Tuning の途中でエラーが発生したときは、Error Code と Error Message が表示されます。エラーが発生する原因のほとんどは、登録したファイルのフォーマットのエラーであることが多いです。ファイルを見直してください。
Tuning 中のプロセスをキャンセルする
開始した Tuning のプロセスを停止したい場合は、下記のプログラムを使います。
from openai import OpenAI
from dotenv import load_dotenv
import os
load_dotenv()
client = OpenAI(api_key=os.environ['OPENAI_API_KEY'])
res = client.fine_tuning.jobs.cancel("ftjob-xxxxxxxxxxxxxxxx") # ここに JOB ID をコピーする
print( res )
Tuning したモデルの性能確認
Tuning したモデルを使って、実際に文章を生成してみます。
from openai import OpenAI
from dotenv import load_dotenv
import os
load_dotenv()
client = OpenAI(api_key=os.environ['OPENAI_API_KEY'])
completion = client.chat.completions.create(
model="ft:gpt-3.5-turbo-0125:yyyyyyyy", # ここに model ID をコピー
messages=[
{"role": "system", "content": "このチャットボットはKicad8に関する質問に答えます。
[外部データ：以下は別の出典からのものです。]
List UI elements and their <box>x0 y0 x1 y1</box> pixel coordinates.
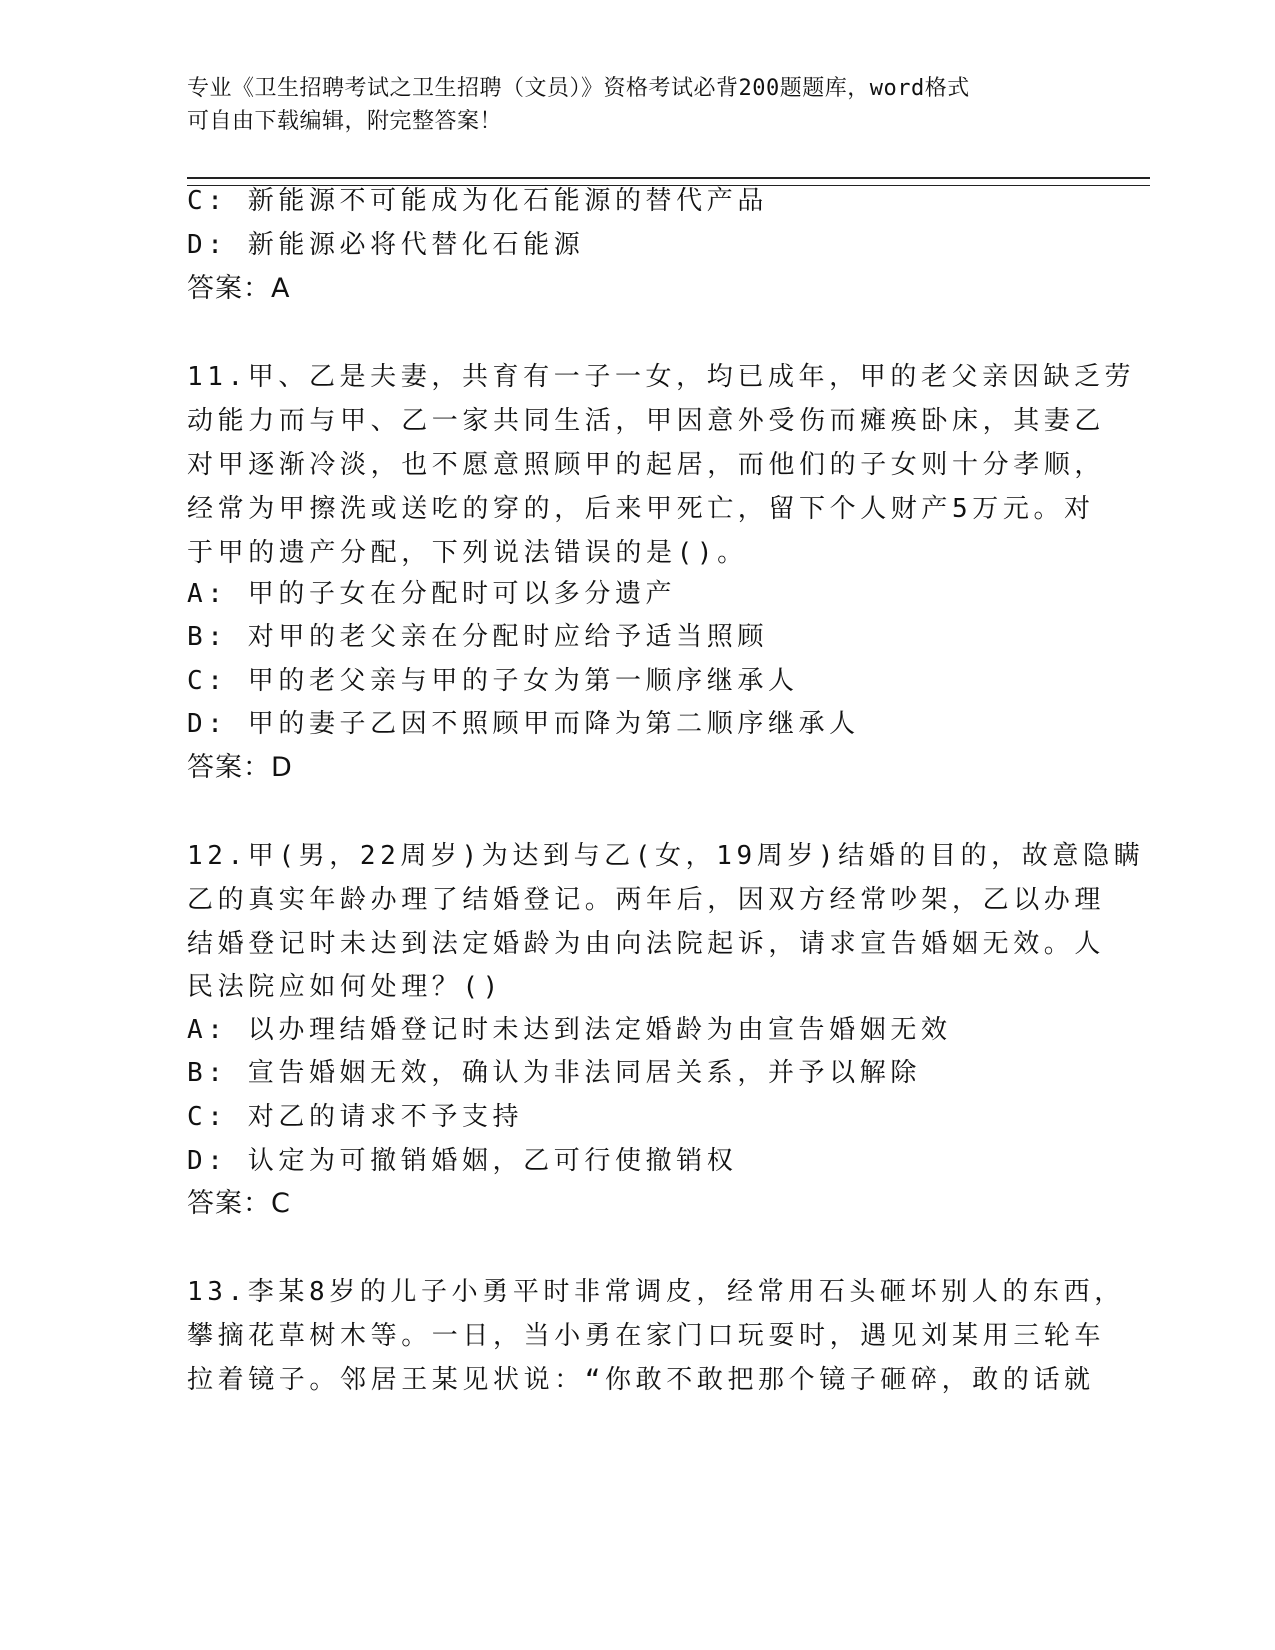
q12-text-line-4: 民法院应如何处理？() <box>187 972 503 1002</box>
q13-text-line-2: 攀摘花草树木等。一日，当小勇在家门口玩耍时，遇见刘某用三轮车 <box>187 1321 1106 1351</box>
header-title-line-2: 可自由下载编辑，附完整答案！ <box>187 109 503 134</box>
prev-question-option-c: C: 新能源不可能成为化石能源的替代产品 <box>187 186 768 216</box>
q12-option-d: D: 认定为可撤销婚姻，乙可行使撤销权 <box>187 1146 738 1176</box>
q11-option-a: A: 甲的子女在分配时可以多分遗产 <box>187 579 677 609</box>
prev-question-option-d: D: 新能源必将代替化石能源 <box>187 230 585 260</box>
q11-text-line-2: 动能力而与甲、乙一家共同生活，甲因意外受伤而瘫痪卧床，其妻乙 <box>187 406 1106 436</box>
q11-text-line-5: 于甲的遗产分配，下列说法错误的是()。 <box>187 538 748 568</box>
q11-text-line-4: 经常为甲擦洗或送吃的穿的，后来甲死亡，留下个人财产5万元。对 <box>187 494 1095 524</box>
q12-text-line-1: 12.甲(男，22周岁)为达到与乙(女，19周岁)结婚的目的，故意隐瞒 <box>187 841 1145 871</box>
q12-option-b: B: 宣告婚姻无效，确认为非法同居关系，并予以解除 <box>187 1058 921 1088</box>
q13-text-line-3: 拉着镜子。邻居王某见状说：“你敢不敢把那个镜子砸碎，敢的话就 <box>187 1365 1095 1395</box>
q12-option-a: A: 以办理结婚登记时未达到法定婚龄为由宣告婚姻无效 <box>187 1015 952 1045</box>
header-title-line-1: 专业《卫生招聘考试之卫生招聘（文员）》资格考试必背200题题库，word格式 <box>187 76 970 101</box>
q11-text-line-1: 11.甲、乙是夫妻，共育有一子一女，均已成年，甲的老父亲因缺乏劳 <box>187 362 1136 392</box>
q11-text-line-3: 对甲逐渐冷淡，也不愿意照顾甲的起居，而他们的子女则十分孝顺， <box>187 450 1106 480</box>
q12-text-line-2: 乙的真实年龄办理了结婚登记。两年后，因双方经常吵架，乙以办理 <box>187 885 1106 915</box>
document-header <box>187 72 1067 138</box>
q12-option-c: C: 对乙的请求不予支持 <box>187 1102 524 1132</box>
q12-answer: 答案：C <box>187 1188 291 1219</box>
prev-question-answer: 答案：A <box>187 273 291 304</box>
q11-option-d: D: 甲的妻子乙因不照顾甲而降为第二顺序继承人 <box>187 709 860 739</box>
q13-text-line-1: 13.李某8岁的儿子小勇平时非常调皮，经常用石头砸坏别人的东西， <box>187 1277 1125 1307</box>
q11-answer: 答案：D <box>187 752 293 783</box>
q11-option-c: C: 甲的老父亲与甲的子女为第一顺序继承人 <box>187 666 799 696</box>
q12-text-line-3: 结婚登记时未达到法定婚龄为由向法院起诉，请求宣告婚姻无效。人 <box>187 929 1106 959</box>
q11-option-b: B: 对甲的老父亲在分配时应给予适当照顾 <box>187 622 768 652</box>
"},
{"role": "user", "content": "基板の設計ルールはどのように設定しますか"}
]
)
for res in completion.choices:
print(res.message.content)
実行すると、生成された文章が表示されます。例えば、下記のような回答が得られます。
$ python generate.py
設計ルールは、[基板エディタ]のメニューから[設計ルールエディタ]を選択すると、幅、間隔、ネ ットクラスなどのルールを設定できます。
$ python generate.py
設計ルールは、PCB エディタでネットリストを生成する際に、ツール→基板エディタ の設定→デフォルトの設計ルールのエディタをクリックして、基板エディタで設定します。
$ python generate.py
基板エディタで設計ルールエディタを開き、トラック幅やクリアランスなどのルールを設定できます。
学習済みモデルの削除
下記のプログラムで削除できます。
from openai import OpenAI
from dotenv import load_dotenv
import os
load_dotenv()
client = OpenAI(api_key=os.environ['OPENAI_API_KEY'])
client.models.delete("ft:gpt-3.5-turbo:xxxxxxxxxxxxxxxe") # ここに model ID をコピー
OpenAI の WEb ページから削除することもできます。